The central presence of Neve Campbell, star of Wes Craven's Scream trilogy, suggests that When Will I Be Loved is a horror flick. No such luck. It's a pretentious piece of pseudo-intellectual erotica in which a rich, wilful, selectively promiscuous New Yorker exacts a terrible revenge on her wheeler-dealer boyfriend, who offers her to a billionaire Italian media mogul for $1 million. Much of the time is devoted to people walking and talking in Manhattan, and the movie resembles Indecent Proposal remade by a naive young follower of Woody Allen.
Finally, three minor Asian films, one deeply disappointing, one slickly stylish, one pretty enjoyable. The disappointing one is Hayao Miyazaki's Howl's Moving Castle. It's an overlong animated version of a children's book by British author Diana Wynne Jones about a little girl getting involved with witches and wizards in a militarist central European country around 1910. With leading Hollywood stars providing the voices, there is little of the magic and Japanese flavour of such Miyazaki masterpieces as Spirited Away. However, the first half-hour is rather good.
Directed by Oxide Pang and co-produced by his twin brother, Danny, Ab-normal Beauty is a psychological horror film set in Bangkok in which a beautiful young art student becomes obsessed with death in her painting and photograph.
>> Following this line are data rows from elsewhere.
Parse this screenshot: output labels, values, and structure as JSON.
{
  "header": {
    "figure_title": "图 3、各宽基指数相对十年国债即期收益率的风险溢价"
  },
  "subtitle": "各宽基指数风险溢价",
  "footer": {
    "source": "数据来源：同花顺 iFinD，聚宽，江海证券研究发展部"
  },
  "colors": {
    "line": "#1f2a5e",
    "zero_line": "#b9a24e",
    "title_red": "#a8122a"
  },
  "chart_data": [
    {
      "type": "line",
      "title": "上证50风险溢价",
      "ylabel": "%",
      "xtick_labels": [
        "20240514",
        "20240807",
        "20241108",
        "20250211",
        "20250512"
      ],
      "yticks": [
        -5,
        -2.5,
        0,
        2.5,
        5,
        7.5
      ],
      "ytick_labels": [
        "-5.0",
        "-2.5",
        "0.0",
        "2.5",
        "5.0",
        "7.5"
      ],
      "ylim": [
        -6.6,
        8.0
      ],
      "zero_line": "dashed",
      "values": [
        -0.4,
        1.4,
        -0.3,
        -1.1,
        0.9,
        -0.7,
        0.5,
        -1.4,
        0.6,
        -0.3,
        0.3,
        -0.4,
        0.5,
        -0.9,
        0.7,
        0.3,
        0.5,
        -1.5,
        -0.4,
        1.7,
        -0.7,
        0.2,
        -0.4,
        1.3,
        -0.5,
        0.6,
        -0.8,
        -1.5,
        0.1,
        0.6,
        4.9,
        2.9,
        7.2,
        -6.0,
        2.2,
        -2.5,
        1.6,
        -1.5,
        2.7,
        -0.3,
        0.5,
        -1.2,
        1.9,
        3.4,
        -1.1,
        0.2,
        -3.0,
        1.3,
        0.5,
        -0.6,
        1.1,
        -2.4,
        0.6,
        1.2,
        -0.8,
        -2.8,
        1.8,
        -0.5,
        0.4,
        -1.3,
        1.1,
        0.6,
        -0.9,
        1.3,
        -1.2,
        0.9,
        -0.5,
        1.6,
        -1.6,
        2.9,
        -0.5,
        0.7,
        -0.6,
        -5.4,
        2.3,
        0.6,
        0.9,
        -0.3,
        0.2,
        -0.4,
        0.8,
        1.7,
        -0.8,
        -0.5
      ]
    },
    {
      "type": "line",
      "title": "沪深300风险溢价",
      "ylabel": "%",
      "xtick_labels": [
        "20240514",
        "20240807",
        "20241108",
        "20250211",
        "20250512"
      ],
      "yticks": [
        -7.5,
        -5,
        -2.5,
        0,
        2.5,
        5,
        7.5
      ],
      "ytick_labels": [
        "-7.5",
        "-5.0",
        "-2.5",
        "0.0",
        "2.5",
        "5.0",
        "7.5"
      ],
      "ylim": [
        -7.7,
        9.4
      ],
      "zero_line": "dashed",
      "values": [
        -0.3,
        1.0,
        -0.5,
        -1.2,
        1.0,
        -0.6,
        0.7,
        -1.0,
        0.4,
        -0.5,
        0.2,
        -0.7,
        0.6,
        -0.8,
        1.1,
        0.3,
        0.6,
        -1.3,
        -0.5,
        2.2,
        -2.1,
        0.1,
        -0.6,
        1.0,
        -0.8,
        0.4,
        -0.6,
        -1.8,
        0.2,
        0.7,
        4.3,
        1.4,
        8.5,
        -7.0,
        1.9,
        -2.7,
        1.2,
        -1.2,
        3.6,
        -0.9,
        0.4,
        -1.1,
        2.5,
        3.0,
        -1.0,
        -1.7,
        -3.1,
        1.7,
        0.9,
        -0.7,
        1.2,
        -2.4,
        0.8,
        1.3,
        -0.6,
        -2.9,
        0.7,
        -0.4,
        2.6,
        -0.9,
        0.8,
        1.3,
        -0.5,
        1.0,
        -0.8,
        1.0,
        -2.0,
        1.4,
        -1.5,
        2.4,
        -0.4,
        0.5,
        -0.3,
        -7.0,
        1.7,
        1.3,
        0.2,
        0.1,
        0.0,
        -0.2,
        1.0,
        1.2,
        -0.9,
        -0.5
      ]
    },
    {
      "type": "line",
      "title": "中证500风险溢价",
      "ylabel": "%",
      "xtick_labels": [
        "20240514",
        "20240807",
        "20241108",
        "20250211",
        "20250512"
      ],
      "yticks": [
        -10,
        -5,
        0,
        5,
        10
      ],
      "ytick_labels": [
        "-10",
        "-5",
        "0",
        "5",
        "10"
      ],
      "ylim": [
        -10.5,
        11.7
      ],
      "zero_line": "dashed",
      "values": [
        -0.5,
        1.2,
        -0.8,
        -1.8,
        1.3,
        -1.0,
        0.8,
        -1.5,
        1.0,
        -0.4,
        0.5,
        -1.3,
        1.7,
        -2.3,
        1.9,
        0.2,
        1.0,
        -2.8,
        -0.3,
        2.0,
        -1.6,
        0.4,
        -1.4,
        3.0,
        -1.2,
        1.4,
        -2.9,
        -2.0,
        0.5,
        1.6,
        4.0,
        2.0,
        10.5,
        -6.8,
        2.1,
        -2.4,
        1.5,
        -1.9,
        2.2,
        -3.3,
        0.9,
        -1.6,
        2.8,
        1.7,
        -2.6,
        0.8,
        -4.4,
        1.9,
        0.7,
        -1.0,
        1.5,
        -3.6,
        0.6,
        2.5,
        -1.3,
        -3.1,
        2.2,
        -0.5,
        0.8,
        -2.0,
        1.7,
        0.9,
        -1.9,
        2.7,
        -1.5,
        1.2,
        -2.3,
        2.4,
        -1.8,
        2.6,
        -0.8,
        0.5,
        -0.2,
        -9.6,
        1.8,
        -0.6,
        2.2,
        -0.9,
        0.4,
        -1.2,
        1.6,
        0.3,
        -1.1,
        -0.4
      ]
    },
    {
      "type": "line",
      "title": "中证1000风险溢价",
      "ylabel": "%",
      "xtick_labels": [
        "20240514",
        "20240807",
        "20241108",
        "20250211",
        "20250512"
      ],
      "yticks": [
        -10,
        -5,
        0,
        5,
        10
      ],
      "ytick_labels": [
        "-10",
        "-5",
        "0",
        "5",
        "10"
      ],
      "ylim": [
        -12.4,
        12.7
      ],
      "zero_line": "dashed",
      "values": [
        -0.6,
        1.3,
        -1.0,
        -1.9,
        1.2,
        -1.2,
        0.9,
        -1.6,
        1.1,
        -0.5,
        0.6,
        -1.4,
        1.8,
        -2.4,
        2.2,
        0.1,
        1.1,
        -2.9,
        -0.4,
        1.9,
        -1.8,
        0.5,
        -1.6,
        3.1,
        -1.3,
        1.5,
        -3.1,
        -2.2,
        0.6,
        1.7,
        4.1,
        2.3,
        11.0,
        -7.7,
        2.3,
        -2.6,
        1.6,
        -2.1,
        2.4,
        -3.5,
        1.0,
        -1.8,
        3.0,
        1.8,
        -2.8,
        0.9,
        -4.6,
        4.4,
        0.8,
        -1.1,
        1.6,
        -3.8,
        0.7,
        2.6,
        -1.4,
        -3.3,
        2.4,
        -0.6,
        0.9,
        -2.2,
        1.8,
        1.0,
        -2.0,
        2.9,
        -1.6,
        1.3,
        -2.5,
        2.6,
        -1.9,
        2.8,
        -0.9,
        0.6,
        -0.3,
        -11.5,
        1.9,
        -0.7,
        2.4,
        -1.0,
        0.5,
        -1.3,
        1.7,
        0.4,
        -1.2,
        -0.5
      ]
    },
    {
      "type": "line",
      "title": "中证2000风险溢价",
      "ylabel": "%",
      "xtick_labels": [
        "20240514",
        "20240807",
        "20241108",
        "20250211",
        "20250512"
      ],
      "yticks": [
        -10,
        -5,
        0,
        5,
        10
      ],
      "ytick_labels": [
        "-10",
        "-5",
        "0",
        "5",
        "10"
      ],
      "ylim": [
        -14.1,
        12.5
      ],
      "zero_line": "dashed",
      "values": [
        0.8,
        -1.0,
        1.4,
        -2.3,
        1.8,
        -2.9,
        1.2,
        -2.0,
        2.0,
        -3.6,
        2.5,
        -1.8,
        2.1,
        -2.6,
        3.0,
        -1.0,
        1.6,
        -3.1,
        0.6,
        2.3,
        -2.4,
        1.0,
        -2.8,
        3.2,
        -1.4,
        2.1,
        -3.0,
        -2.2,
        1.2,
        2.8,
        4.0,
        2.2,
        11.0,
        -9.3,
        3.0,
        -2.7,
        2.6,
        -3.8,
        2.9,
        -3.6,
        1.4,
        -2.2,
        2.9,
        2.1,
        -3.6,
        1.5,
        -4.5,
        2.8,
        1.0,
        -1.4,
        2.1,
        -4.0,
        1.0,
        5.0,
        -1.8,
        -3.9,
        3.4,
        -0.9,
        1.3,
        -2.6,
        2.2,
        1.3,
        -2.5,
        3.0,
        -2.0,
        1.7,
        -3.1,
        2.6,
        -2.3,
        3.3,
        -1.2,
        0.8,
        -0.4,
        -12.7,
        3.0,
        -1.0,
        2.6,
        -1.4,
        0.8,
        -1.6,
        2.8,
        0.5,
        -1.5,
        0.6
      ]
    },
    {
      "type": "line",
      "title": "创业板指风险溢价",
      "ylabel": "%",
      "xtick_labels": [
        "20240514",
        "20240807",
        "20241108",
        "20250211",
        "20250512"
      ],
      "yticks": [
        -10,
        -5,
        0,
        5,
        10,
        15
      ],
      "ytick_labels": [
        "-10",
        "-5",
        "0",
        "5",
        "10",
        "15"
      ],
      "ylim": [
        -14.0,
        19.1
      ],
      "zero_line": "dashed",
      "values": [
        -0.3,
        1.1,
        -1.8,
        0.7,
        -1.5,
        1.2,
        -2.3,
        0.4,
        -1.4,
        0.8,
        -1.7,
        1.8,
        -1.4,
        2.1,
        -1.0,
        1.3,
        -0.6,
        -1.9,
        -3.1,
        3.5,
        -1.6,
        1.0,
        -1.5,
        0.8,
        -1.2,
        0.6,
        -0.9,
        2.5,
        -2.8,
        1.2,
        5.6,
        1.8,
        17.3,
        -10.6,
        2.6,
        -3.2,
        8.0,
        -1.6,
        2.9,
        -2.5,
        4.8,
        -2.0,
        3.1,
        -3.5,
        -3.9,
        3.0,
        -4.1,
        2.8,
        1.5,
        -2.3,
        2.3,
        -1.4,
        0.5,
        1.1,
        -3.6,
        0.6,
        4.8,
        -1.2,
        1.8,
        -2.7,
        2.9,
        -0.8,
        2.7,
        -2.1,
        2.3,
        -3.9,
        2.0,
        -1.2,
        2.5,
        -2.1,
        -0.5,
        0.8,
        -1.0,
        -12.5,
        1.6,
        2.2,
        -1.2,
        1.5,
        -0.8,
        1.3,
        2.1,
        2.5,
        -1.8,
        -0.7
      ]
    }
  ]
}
It's a minor addition to that body of movies about disturbed and threatened photographers that includes Peeping Tom, Blow-Up and The Eyes of Laura Mars.
One Nite in Mongkok is an exciting thriller set on Christmas Eve in the most violent, densely populated district of Hong Kong. A low-priced contract killer from the mainland is hired to settle a gang war. It's his first visit to the big city. But the police get on to him immediately and he's pursued in company with a young prostitute who has also come from an impoverished Chinese village to seek her fortune. The cops and their quarry are presented with considerable sympathy, the narrative drive is fierce and the sense of place is palpable.